Fallon’s team also created a bullvalene bearing two different boronate esters — Bpin and N-methyliminodiacetic acid boronate ester (BMIDA) — which could undergo two separate coupling reactions to add two different substituents.
“I think it’s fantastic,” says Jeffrey W. Bode at ETH Zurich. “These shapeshifting molecules are still underexploited, so having a much shorter route to these fascinating structures will be really great for the field.”
Each substituent always remains attached to the same carbon atom in the bullvalene skeleton. But the incessant game of musical chairs going on in the core means that the substituents spontaneously explore every single position in the structure. That means a single bullvalene derivative can act as a collection of dozens or hundreds of different, interconverting isomers.
Bode had previously exploited this constant metamorphosis in a boronic acid-substituted bullvalene that acted as a sensor for polyols such as carbohydrates and flavanols (J. Am. Chem. Soc. 2013, DOI: 10.1021/ja404981q). He found that each polyol would selectively bind to a specific set of bullvalene structures, shifting the equilibrium of the population of isomers in a way that created a characteristic NMR pattern that identified the binding partner.

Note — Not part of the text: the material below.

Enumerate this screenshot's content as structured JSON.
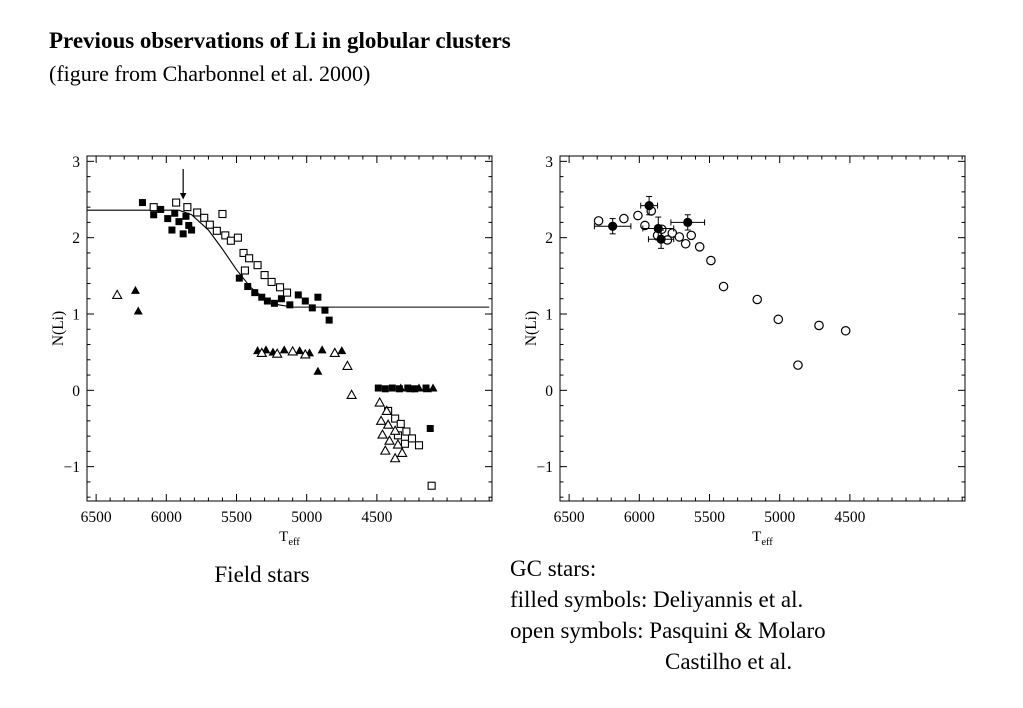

Fallon is keen to explore similar sensing applications with his boronate ester bullvalenes, and also wants to make druglike molecules that contain the shape-shifting structure. In principle, a drug target such as an enzyme would preferentially bind a subset of the possible bullvalene-based isomers, which may provide clues about the shape of the enzyme’s active site. “If you can analyze that, get a crystal structure, it might inspire the design of a static molecule that would be perfect for that target,” Fallon says.